Web Service Versioning Question

A

Adam Davidson

Hi,

I have an existing web service A with one one method. It returns two
parametrs A and B. This web service is deployed and used by Client X.

Client Y now wants the same web service but they also want output
parameter C. If the existing web service A is changed to include
parameter C, does Client X need to rebuild against the new WSDL? I
don't fully understand how the deserialisation works?

I know it is not the correct solution as ideally you would version the
web service through a different target namespace but I want to
understand why you can't do this. If Client X never even looks for
parameter C then it shouldn't cause any probelms, right?

Thanks,
Adam
 
E

Erik P. Vinther

Hi Adam,



On a "versioning strategic" level, I would say that once a web service has
been deployed, it is NEVER CHANGED. If the need for a changed signature
arises, in order to satisfy new requirements, you deploy the web service in
a new version. So, new clients can use the new version, and old client
continue on the old version. Naturally, one would implement the new version
by reusing as much of the old version as possible.



If you adopt this scheme of deploying the "same" web service in different
versions, you need to include s version id in the xml-namespace/URL. In the
article "Evolving an Interface"
(http://msdn.microsoft.com/library/default.asp?url=/library/en-us/dnservice/
html/service04032002.asp) , Scott Seely recommends that the version id
precedes the name of the web service:



<base URL>/<version id>/<web service name>



Seely prefers the date to a version number as a version id, due to the fact,
that it then is quite obvious when the web service was made available.
However, it does leave us with the problem that the namespace are determined
quite early in the process, and it does happen that releases are delayed for
various reasons, so we prefer the version number as version id.

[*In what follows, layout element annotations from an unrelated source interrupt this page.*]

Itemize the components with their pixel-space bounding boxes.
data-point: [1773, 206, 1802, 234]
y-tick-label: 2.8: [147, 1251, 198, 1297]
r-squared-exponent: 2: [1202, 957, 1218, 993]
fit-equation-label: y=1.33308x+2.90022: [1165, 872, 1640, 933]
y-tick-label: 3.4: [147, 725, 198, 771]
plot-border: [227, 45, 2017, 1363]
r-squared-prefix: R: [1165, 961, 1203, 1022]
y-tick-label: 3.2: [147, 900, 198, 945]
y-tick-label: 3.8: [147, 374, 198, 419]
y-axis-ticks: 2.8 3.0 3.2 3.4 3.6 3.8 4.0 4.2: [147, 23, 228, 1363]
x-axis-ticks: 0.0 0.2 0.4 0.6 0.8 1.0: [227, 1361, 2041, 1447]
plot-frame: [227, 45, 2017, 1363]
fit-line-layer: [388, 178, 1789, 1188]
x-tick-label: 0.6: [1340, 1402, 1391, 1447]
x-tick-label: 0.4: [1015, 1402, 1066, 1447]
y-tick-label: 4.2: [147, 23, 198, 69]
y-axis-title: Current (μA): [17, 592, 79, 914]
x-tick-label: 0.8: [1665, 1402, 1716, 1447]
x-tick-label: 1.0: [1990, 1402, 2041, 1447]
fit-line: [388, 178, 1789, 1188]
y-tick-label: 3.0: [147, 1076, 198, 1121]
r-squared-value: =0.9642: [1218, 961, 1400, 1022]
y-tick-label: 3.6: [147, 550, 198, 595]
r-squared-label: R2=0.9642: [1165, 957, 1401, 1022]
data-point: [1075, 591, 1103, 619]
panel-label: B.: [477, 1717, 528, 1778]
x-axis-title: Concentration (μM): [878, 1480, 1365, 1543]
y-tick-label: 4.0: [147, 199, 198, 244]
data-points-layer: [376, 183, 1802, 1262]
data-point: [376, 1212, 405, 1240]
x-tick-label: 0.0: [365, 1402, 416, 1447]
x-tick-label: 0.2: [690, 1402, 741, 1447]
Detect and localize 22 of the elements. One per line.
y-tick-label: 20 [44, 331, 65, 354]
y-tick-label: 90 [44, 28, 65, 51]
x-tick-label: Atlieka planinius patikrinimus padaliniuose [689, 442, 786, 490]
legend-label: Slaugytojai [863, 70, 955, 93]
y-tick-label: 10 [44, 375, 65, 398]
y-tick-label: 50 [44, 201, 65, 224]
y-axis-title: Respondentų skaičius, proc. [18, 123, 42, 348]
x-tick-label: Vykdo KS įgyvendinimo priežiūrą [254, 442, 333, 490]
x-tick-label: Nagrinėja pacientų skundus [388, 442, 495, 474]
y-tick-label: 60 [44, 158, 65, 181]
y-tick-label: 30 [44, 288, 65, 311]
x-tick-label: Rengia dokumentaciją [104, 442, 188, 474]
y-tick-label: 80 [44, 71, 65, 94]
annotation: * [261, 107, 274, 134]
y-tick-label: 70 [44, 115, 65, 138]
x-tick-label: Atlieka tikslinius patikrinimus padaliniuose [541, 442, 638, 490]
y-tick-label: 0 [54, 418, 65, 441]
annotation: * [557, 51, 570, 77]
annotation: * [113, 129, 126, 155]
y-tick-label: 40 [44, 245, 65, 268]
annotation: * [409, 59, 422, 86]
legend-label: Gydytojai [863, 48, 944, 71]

No matter which version id you use, it does produces the problem, that if
you want the same you physical directory structure on the web server , you
end up with a directory named "1.0" that contain all your version 1 web
services. The way we have solved this is to actually reverse the name and
version id in the physical directory structure, and the create a web alias
to direct a web service call to the right physical build, i.e. "<base
URL>/1.0/MyService" to "<web home>\MyService\1.0" on the web server.